Le réseau école du PCF Isère a travaillé sur les contenus du projet gouvernemental concernant la formation initiale professionnelle. Un appauvrissement planifié des contenus et des savoirs mis à la disposition des jeunes qui suivent cette filière de formation.
Le Réseau école du PCF 38 se restructure et a produit une réflexion collective qu’il souhaite mettre au débat afin de faire connaître la réforme du lycée professionnel. Le PCF s’oppose à cette réforme, les syndicats affichent une belle unité qui devrait attirer l’attention: l’enjeu de cette réforme est bien un enjeu de société, il nous concerne tous. Nous avons le devoir de détricoter le discours apaisant de la novlangue, qui voudrait laisser croire à la valorisation de la voie professionnelle en vantant des parcours d’excellence. Il n’en est rien. L’apprentissage est et doit rester le projet éducatif ambitieux de son origine. Cette réforme n’apporte rien en plus : un jeune peut déjà, dès 14 ans, par dérogation, faire le choix de l’apprentissage.
Cette réforme, va, dans les faits, organiser un cloisonnement entre les jeunesses lycéennes, au moment même où il faudrait redonner du sens à l’école de la République, qui n’a pas su répondre à la promesse d’égalité. Notre école publique est aujourd’hui attaquée de tous côtés. Nous devons, rappeler que la création du bac professionnel visait tout au contraire à décloisonner l’enseignement professionnel, afin d’offrir de nouveaux parcours de formation : cette création participait des 80 % d’une classe d’âge au niveau bac et l’objectif poursuivi était bien d’amener le plus grand nombre de lycéens vers des diplômes de l’enseignement supérieur. Tout élève qui, à 14 ans, fait le choix de l’apprentissage, peut aujourd’hui repartir vers une formation initiale.

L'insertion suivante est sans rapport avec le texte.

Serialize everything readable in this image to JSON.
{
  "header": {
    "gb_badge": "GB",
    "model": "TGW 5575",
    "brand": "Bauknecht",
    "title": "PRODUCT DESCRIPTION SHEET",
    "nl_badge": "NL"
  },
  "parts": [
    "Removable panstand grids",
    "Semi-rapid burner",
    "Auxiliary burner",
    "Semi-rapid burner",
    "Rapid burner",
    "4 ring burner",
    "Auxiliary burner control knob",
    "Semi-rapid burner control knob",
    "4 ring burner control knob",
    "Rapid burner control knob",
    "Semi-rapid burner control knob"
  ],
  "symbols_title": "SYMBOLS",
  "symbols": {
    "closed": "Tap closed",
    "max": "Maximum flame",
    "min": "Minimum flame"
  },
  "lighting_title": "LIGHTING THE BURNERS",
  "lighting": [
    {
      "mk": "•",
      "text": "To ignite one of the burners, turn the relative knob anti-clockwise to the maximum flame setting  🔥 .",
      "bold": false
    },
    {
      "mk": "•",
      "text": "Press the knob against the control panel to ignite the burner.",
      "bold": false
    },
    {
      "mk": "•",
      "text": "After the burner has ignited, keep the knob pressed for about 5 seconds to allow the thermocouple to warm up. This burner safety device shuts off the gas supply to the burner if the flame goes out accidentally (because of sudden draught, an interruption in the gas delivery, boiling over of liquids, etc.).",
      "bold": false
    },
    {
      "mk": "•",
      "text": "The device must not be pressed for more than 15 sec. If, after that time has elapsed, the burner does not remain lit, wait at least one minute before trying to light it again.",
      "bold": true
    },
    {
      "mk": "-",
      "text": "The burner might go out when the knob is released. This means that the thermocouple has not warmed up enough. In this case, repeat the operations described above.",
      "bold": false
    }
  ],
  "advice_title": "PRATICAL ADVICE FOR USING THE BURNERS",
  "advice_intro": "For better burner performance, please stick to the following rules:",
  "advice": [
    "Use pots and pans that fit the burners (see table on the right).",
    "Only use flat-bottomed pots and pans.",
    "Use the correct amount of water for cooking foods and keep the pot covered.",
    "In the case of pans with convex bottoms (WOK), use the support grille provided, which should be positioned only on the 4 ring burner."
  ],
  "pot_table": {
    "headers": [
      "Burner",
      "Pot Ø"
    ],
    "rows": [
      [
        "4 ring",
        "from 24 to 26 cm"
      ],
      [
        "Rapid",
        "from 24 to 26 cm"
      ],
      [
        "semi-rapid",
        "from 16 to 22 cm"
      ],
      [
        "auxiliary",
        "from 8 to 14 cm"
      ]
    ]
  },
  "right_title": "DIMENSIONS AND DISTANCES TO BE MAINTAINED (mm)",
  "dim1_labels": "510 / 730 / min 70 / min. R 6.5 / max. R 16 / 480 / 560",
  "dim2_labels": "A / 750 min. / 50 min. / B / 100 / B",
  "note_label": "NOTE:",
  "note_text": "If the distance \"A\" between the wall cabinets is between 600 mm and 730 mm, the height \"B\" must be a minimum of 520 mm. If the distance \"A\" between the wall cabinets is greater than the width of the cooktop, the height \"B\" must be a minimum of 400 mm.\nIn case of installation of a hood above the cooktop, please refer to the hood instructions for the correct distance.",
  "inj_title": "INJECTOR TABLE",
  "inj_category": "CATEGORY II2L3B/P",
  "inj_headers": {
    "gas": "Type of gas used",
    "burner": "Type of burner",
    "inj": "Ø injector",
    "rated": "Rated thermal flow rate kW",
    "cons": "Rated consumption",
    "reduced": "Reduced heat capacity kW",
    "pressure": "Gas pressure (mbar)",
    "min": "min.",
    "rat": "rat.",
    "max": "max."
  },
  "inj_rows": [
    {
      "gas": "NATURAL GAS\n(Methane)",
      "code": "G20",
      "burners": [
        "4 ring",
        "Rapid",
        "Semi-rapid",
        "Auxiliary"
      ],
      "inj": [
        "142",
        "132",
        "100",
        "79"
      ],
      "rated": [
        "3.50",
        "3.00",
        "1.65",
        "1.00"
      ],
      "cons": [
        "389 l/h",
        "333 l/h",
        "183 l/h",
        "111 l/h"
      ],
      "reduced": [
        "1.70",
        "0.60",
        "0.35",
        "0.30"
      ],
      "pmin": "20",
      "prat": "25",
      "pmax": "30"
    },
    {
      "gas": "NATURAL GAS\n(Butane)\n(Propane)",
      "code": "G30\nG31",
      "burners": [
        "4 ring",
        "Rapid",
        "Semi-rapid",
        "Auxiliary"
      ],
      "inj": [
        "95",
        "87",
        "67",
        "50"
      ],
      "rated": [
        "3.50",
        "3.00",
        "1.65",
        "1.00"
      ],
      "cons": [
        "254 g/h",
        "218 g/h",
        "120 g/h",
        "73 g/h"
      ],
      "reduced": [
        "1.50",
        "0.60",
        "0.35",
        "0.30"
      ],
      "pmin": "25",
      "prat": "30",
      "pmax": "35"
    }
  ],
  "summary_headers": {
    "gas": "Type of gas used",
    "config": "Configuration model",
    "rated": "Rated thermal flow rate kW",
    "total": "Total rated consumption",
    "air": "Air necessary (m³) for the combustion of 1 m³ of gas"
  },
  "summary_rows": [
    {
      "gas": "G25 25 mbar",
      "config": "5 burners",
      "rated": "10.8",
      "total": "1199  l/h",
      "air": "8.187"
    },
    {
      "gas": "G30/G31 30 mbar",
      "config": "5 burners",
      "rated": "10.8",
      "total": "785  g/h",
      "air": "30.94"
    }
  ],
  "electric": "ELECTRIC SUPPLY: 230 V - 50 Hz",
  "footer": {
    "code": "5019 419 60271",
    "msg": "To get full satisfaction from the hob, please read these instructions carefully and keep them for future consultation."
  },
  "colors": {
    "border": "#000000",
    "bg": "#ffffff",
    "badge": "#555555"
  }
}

Au moment même où nous devrions avoir l’ambition collective d’affirmer le principe d’égalité d’accès à la formation professionnelle, en faisant le choix de l’élévation du niveau de connaissance et de l’accès de tous les lycéens à une culture commune quelque que soit la filière choisie, c’est le choix de réduire les horaires d’enseignement général et d’augmenter le temps de formation en entreprise qui est acté dans ce projet de réforme, sous couvert de modernisation pédagogique. Comment ne pas penser que ce sont les classes populaires qui sont dans le viseur du gouvernement ? Au risque d’employer des gros mots, dénoncer cette réforme et agir pour que ce projet soit abandonné relève du combat de classe ! Penser que « ce n’est pas grave » que les enfants d’ouvriers aient moins l’occasion de faire du théâtre, de découvrir un auteur ou d’apprendre, avec leurs enseignants à réfléchir et à développer leur sens critique, ne témoignerait pas d’un mépris de classe ?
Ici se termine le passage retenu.